The manner in which these plot twists are revealed - all at once, raining down on you like blows, rather than as esoteric puzzle pieces slowly revealed to you over the course of the game - is an absolutely devastating gaming experience, and one that has never been achieved in such a monumental fashion in the past.

There's a reason why the twists make so much more of an impact in a game like BioShock than in a film like The Sixth Sense: in the latter case, the viewer has two hours to become passively invested in the narrative, the characters and their actions, while in the former, the player spends 30+ hours investing actively in becoming the central protagonist, deciding on their actions, and constructing the narrative, to greater or lesser effect. Finding out that Darth Vader is Luke's father or that it was Earth all along elicits a severe sympathetic response from us as the audience... but discovering that, for the last twenty hours, we have been inhabiting a(n albeit fictional) individual that we thought we knew, in a world we were beginning to make sense of, only to learn that we have been deceived on a fundamental level prompts a kind of recreational existentialist crisis.

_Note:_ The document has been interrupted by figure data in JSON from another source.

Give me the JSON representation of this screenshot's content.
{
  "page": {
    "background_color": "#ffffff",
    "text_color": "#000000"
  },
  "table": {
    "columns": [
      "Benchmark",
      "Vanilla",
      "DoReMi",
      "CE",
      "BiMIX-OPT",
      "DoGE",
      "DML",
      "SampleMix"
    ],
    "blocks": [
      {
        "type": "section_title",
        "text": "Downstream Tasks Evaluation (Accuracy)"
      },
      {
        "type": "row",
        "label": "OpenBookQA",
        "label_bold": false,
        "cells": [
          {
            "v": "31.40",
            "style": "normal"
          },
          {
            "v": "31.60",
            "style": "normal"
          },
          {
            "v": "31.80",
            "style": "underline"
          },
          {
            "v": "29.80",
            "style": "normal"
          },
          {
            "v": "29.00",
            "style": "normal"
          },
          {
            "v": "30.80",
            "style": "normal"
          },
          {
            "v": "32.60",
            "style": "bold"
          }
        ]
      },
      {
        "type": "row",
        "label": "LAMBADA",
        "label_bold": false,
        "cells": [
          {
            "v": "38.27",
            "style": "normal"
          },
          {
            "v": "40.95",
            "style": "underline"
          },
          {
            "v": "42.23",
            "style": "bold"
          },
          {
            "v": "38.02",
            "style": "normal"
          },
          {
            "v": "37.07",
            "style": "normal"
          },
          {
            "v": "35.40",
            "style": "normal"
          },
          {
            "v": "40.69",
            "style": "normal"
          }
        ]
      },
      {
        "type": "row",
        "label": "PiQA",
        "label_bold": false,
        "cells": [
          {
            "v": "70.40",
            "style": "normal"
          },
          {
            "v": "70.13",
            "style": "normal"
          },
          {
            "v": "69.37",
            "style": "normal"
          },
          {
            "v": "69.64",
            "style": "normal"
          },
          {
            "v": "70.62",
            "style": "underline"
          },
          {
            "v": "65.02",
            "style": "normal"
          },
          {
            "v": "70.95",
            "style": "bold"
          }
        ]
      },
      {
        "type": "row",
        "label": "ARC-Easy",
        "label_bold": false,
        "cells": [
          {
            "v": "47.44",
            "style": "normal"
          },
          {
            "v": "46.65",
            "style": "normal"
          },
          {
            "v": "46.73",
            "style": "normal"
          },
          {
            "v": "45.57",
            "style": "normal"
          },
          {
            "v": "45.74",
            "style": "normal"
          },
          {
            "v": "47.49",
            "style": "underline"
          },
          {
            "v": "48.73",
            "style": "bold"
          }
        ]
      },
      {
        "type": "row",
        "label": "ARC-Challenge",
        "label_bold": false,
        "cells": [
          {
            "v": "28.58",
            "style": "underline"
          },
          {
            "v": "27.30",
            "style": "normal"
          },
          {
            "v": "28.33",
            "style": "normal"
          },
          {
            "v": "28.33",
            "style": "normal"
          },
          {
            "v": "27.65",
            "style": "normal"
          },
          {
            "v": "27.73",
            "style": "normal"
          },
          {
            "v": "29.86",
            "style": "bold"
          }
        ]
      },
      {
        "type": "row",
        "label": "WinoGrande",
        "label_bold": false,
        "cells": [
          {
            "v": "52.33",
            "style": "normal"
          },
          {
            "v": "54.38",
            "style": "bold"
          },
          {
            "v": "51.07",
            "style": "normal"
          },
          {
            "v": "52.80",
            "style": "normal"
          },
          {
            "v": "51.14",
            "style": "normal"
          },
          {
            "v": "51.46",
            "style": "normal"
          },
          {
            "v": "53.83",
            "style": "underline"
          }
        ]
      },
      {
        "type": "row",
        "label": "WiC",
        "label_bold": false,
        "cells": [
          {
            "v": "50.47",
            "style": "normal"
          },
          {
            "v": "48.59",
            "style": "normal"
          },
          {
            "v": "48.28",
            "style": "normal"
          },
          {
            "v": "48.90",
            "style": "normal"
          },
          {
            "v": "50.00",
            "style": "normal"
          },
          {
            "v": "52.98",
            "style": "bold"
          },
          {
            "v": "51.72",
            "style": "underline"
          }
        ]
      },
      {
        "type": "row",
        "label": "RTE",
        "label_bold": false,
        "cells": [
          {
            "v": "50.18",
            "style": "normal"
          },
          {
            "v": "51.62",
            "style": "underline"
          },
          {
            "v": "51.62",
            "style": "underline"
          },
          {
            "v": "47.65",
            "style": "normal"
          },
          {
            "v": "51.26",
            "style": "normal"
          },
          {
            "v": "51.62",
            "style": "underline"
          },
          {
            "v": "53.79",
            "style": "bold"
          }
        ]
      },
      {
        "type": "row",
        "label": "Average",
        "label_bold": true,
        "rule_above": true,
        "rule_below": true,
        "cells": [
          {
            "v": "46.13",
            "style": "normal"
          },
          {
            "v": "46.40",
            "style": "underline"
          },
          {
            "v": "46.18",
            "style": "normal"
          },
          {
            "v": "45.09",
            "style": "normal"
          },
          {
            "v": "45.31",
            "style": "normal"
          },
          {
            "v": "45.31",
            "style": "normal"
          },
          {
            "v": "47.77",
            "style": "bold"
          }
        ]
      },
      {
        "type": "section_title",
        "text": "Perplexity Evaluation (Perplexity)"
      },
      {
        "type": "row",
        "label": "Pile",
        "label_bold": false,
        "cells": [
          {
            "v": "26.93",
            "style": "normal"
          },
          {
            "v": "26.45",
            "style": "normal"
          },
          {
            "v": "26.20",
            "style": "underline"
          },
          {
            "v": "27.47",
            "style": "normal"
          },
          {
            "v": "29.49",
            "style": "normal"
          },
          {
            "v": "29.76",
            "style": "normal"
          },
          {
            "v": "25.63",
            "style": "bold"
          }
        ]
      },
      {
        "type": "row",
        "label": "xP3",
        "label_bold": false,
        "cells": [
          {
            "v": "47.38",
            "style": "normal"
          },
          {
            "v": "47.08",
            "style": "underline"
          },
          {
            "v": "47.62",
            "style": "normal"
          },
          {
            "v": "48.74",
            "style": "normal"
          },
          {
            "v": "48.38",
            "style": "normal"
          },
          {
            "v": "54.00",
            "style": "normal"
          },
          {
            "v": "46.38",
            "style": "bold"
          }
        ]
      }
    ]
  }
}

BioShock Stickers by Shy Suiko


What 2K and Irrational Games have created with BioShock is a fully-realised world, with its own philosophy, progression and inhabitants, presented at a very specific point in that world's history. Rapture was once idyllic, an elysium populated by mid-twentieth-century businessmen and housewives bestowed by science with superpowers, which were used only for the betterment of their daily lives. Its downfall came about due to nothing so much as human fallacy: drug addiction, greed for money and power, and hubris.

When we consider the notion of videogames, we tend to have a very limited view of what they are, what concepts they may encompass, and what emotions they may elicit. They are designed for entertainment, they tend to map out typical and well-trod conceptual routes, and they may inspire fear, dread, excitement, and occasionally sentimentality.  BioShock has done away with all of these preconceived expectations and presents a model, instead, for what videogames are capable of.  It reinvents the inherent trope of the avatar in gaming and meshes it with that of the unreliable narrator.   And while it is certainly entertaining, it compels the player to consider certain philosophical and ethical perspectives that they might not normally have much of an opinion on.

In the end, I can confidently state that I have never experienced a game quite like BioShock.  I can see how it would work on a very surface level - it is an FPS, after all, and the game is played, for the most part, by pointing a gun at enemies and blowing them away - and it is not without its flaws (for example: the final boss fight against Frank Fontaine felt a little too by-the-books and simplistic considering everything that came before it, and the element of morality, although it was well-implemented, was largely restricted to a repeated choice between harvesting or rescuing Little Sisters) - but most games of this type only work on a surface level.  BioShock has considerable depth to it, if you're willing to dig.